A new beginning for, hopefully, the women of India. As the Cosmopolitan noted on their web site (and we are quoting here), The film is a documentary about the deep-rooted stigma attached to menstruation in a rural village in India. This stigma has prevented girls and young women from staying in education, worshipping in temples, and having access to basic sanitary products. And, tonight it won itself a lovely, shiny Oscar despite an anonymous male member of the Academy recently admitting that, while Period. End of Sentence is “well done", it's about women getting their periods, and women getting their periods grosses men out.” But, fortunately for the women of India, in fact women the world over, this bigoted, sexist, and arrogant mindset didn’t stop the film from winning this award. There’s hope for all of us!

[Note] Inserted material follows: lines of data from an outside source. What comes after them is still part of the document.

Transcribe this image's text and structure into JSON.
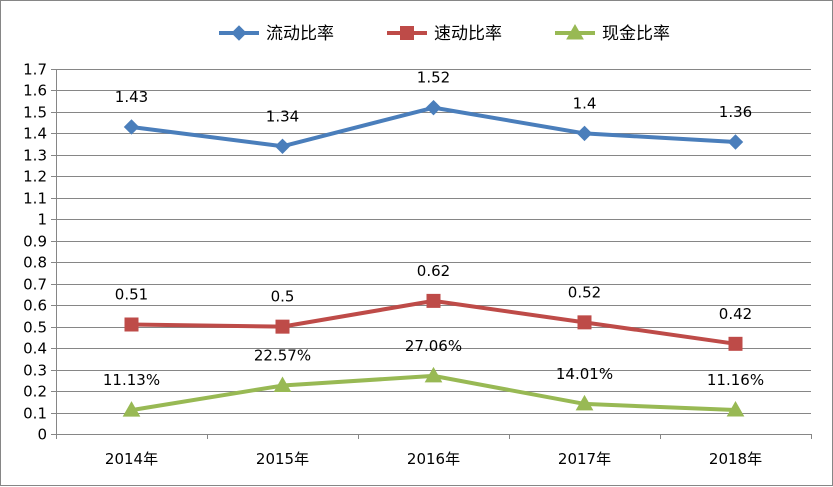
{
  "chart_data": {
    "type": "line",
    "title": "",
    "xlabel": "",
    "ylabel": "",
    "categories": [
      "2014年",
      "2015年",
      "2016年",
      "2017年",
      "2018年"
    ],
    "ylim": [
      0,
      1.7
    ],
    "ytick_step": 0.1,
    "yticks": [
      "0",
      "0.1",
      "0.2",
      "0.3",
      "0.4",
      "0.5",
      "0.6",
      "0.7",
      "0.8",
      "0.9",
      "1",
      "1.1",
      "1.2",
      "1.3",
      "1.4",
      "1.5",
      "1.6",
      "1.7"
    ],
    "grid": true,
    "legend_position": "top-center",
    "series": [
      {
        "name": "流动比率",
        "marker": "diamond",
        "color": "#4A7EBB",
        "values": [
          1.43,
          1.34,
          1.52,
          1.4,
          1.36
        ],
        "labels": [
          "1.43",
          "1.34",
          "1.52",
          "1.4",
          "1.36"
        ]
      },
      {
        "name": "速动比率",
        "marker": "square",
        "color": "#BE4B48",
        "values": [
          0.51,
          0.5,
          0.62,
          0.52,
          0.42
        ],
        "labels": [
          "0.51",
          "0.5",
          "0.62",
          "0.52",
          "0.42"
        ]
      },
      {
        "name": "现金比率",
        "marker": "triangle",
        "color": "#98B954",
        "values": [
          0.1113,
          0.2257,
          0.2706,
          0.1401,
          0.1116
        ],
        "labels": [
          "11.13%",
          "22.57%",
          "27.06%",
          "14.01%",
          "11.16%"
        ]
      }
    ]
  }
}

The documentary, set in Hapur village outside Delhi, shows how a group of women have started a quiet revolution in their fight against the deeply rooted stigma of menstruation. The installation of a sanitary pad vending machine in the village, opens the door for the women to learn how  to manufacture and market the pads they are making, empowering their community and enabling them to earn a living independent of their husbands, fathers and brothers. They name their brand FLY .

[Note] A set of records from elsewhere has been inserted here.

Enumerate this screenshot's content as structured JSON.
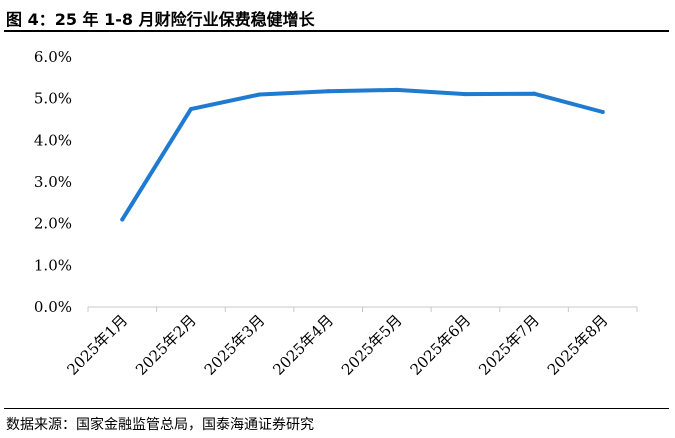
{
  "title": "图 4：25 年 1-8 月财险行业保费稳健增长",
  "source": "数据来源：国家金融监管总局，国泰海通证券研究",
  "chart_data": {
    "type": "line",
    "title": "",
    "xlabel": "",
    "ylabel": "",
    "categories": [
      "2025年1月",
      "2025年2月",
      "2025年3月",
      "2025年4月",
      "2025年5月",
      "2025年6月",
      "2025年7月",
      "2025年8月"
    ],
    "series": [
      {
        "values": [
          2.1,
          4.75,
          5.1,
          5.18,
          5.21,
          5.11,
          5.12,
          4.68
        ],
        "color": "#1f7ad1"
      }
    ],
    "ylim": [
      0,
      6
    ],
    "yticks": [
      "0.0%",
      "1.0%",
      "2.0%",
      "3.0%",
      "4.0%",
      "5.0%",
      "6.0%"
    ],
    "grid": false,
    "legend": "none"
  }
}
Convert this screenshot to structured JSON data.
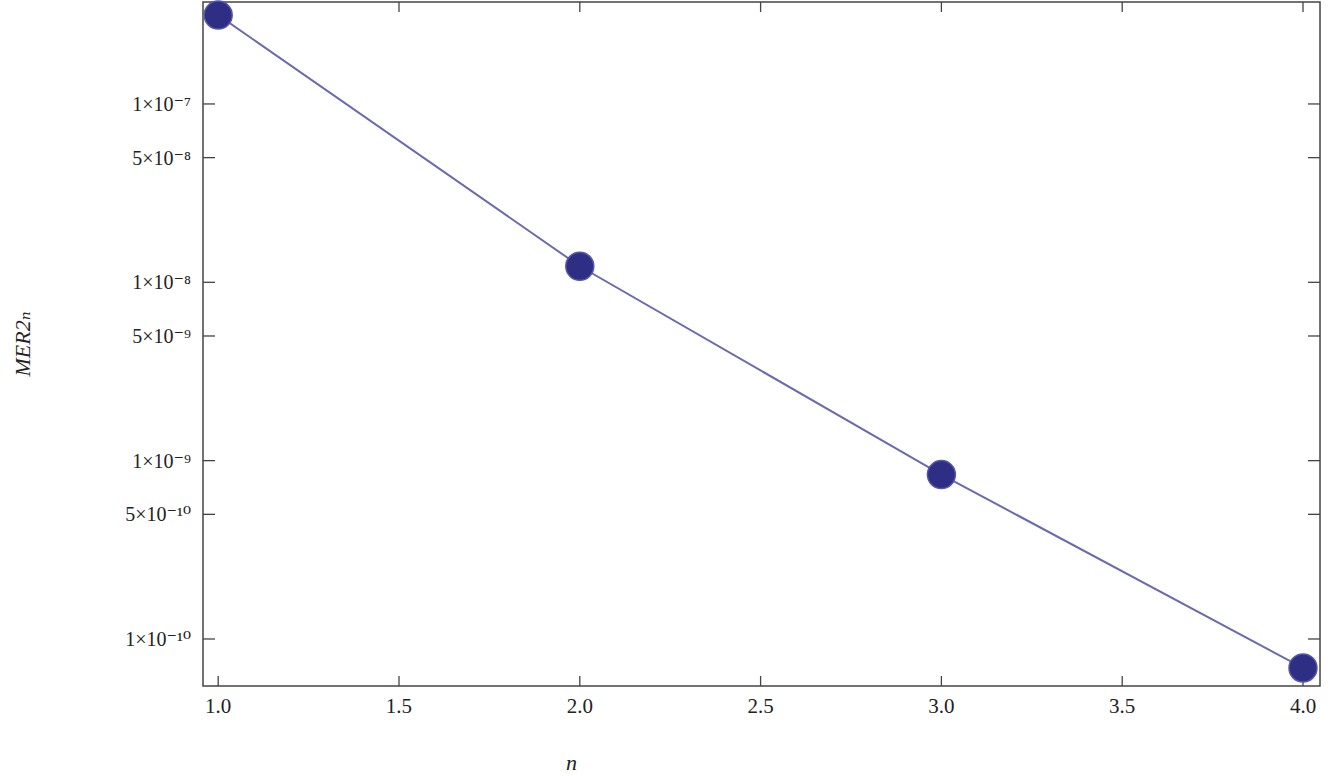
{
  "chart_data": {
    "type": "line",
    "x_label": "n",
    "y_label": "MER2ₙ",
    "x": [
      1,
      2,
      3,
      4
    ],
    "series": [
      {
        "name": "MER2ₙ",
        "color": "#2e2e85",
        "values": [
          3.15e-07,
          1.23e-08,
          8.35e-10,
          6.88e-11
        ],
        "marker": "circle",
        "line_style": "solid"
      }
    ],
    "log": "y",
    "xlim": [
      0.958,
      4.047
    ],
    "ylim": [
      5.45e-11,
      3.73e-07
    ],
    "xticks": [
      {
        "value": 1,
        "label": "1.0"
      },
      1.5,
      {
        "value": 2,
        "label": "2.0"
      },
      2.5,
      {
        "value": 3,
        "label": "3.0"
      },
      3.5,
      {
        "value": 4,
        "label": "4.0"
      }
    ],
    "yticks": [
      {
        "value": 1e-07,
        "label": "1×10⁻⁷"
      },
      {
        "value": 5e-08,
        "label": "5×10⁻⁸"
      },
      {
        "value": 1e-08,
        "label": "1×10⁻⁸"
      },
      {
        "value": 5e-09,
        "label": "5×10⁻⁹"
      },
      {
        "value": 1e-09,
        "label": "1×10⁻⁹"
      },
      {
        "value": 5e-10,
        "label": "5×10⁻¹⁰"
      },
      {
        "value": 1e-10,
        "label": "1×10⁻¹⁰"
      }
    ],
    "grid": false
  }
}
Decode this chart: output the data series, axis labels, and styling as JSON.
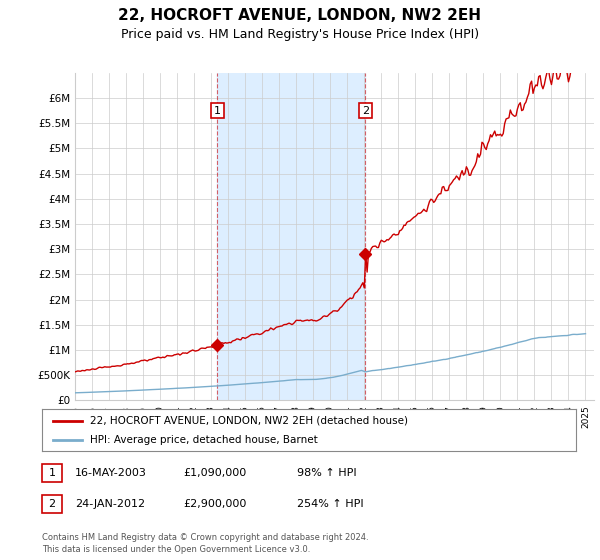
{
  "title": "22, HOCROFT AVENUE, LONDON, NW2 2EH",
  "subtitle": "Price paid vs. HM Land Registry's House Price Index (HPI)",
  "title_fontsize": 11,
  "subtitle_fontsize": 9,
  "ylim": [
    0,
    6500000
  ],
  "yticks": [
    0,
    500000,
    1000000,
    1500000,
    2000000,
    2500000,
    3000000,
    3500000,
    4000000,
    4500000,
    5000000,
    5500000,
    6000000
  ],
  "ytick_labels": [
    "£0",
    "£500K",
    "£1M",
    "£1.5M",
    "£2M",
    "£2.5M",
    "£3M",
    "£3.5M",
    "£4M",
    "£4.5M",
    "£5M",
    "£5.5M",
    "£6M"
  ],
  "xlim_start": 1995.0,
  "xlim_end": 2025.5,
  "sale1_x": 2003.37,
  "sale1_y": 1090000,
  "sale1_label": "16-MAY-2003",
  "sale1_price": "£1,090,000",
  "sale1_hpi": "98% ↑ HPI",
  "sale2_x": 2012.07,
  "sale2_y": 2900000,
  "sale2_label": "24-JAN-2012",
  "sale2_price": "£2,900,000",
  "sale2_hpi": "254% ↑ HPI",
  "red_color": "#cc0000",
  "blue_color": "#7aadcc",
  "shade_color": "#ddeeff",
  "grid_color": "#cccccc",
  "legend_line1": "22, HOCROFT AVENUE, LONDON, NW2 2EH (detached house)",
  "legend_line2": "HPI: Average price, detached house, Barnet",
  "footer1": "Contains HM Land Registry data © Crown copyright and database right 2024.",
  "footer2": "This data is licensed under the Open Government Licence v3.0.",
  "bg_color": "#ffffff"
}
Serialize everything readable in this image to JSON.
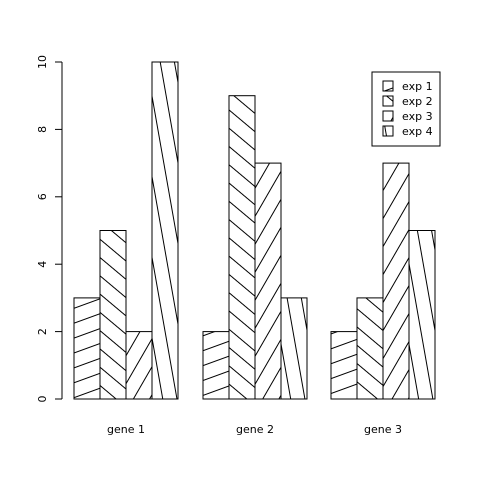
{
  "chart_data": {
    "type": "bar",
    "title": "",
    "xlabel": "",
    "ylabel": "",
    "categories": [
      "gene 1",
      "gene 2",
      "gene 3"
    ],
    "series": [
      {
        "name": "exp 1",
        "values": [
          3,
          2,
          2
        ],
        "hatch_angle": 20
      },
      {
        "name": "exp 2",
        "values": [
          5,
          9,
          3
        ],
        "hatch_angle": -40
      },
      {
        "name": "exp 3",
        "values": [
          2,
          7,
          7
        ],
        "hatch_angle": 60
      },
      {
        "name": "exp 4",
        "values": [
          10,
          3,
          5
        ],
        "hatch_angle": -80
      }
    ],
    "ylim": [
      0,
      10
    ],
    "yticks": [
      "0",
      "2",
      "4",
      "6",
      "8",
      "10"
    ],
    "grid": false,
    "legend_position": "top-right",
    "bar_fill": "#ffffff",
    "bar_stroke": "#000000",
    "hatch_color": "#000000"
  }
}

For generations, centuries actually, these women (and millions of others like them across the length and breadth of the country) did not, and still do not, have access to sanitary pads, which leads to serious health issues and girls dropping out of schools. This not only impacts their daily life, it also seriously damages their future potential to make a living, achieve their dreams and better their lives.

The end of a sentence, the end of silence

Yes, we have all conspired to cover the subject of menstruation under a blanket of suffocating silence. Generation after generation of Indian women have been stopped from leading a normal life. Leave alone being unable to get an education…girls and women can’t enter the kitchen, They can’t cook for the family. They can’t enter temples.

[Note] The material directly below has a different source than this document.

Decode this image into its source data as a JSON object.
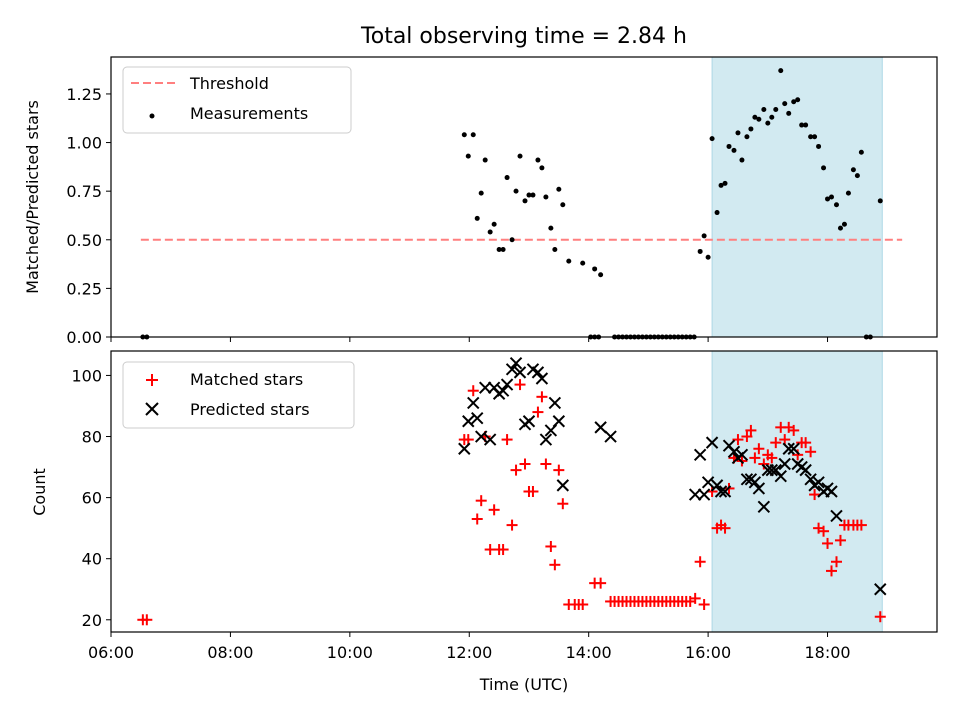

They are kept in rickety huts far away from their homes – where many have died due to exposure to the elements, snake bites, animal attacks, infections and physical abuse. This is just one aspect of their lives… Nobody, including the other women in the families, bother to explain why and what menstruation is. The reason is simple: they don’t know themselves. It’s just something that happens. And, they have to suffer through it. At the

risk of life and limb. It is up to society, to all of us, to break these chains of silence. It’s up to the doctors, nurses, medical aides, healthcare professionals, social workers, who all need to reach out and lift the heavy veils of ignorance and stigma that has blighted our land, and the health and happiness of the women of India.

Lift the silence, uplift the women

Leave alone knowing why the bleeding happens, the women and girls don’t have a clue as to why they get severe cramps. Why, sometimes, the bleeding is heavy and unstoppable. Why, when the bleeding doesn’t happen every month, the chances are that they are pregnant. What they should do to NOT get pregnant. Why they get mood swings. As for PMS, the idea that periods can result in depression, stress, tension and crying jags, is something way beyond their ken. This so called “icky” subject of periods needs to be brought out into the open. The curtains of ignorance and social stigma need to be ripped apart, The women and girls of India need to hold their heads up and stop being ashamed of a bodily function that is as old as life itself. And, it’s up to all of us to do it. To put a period, to end a sentence.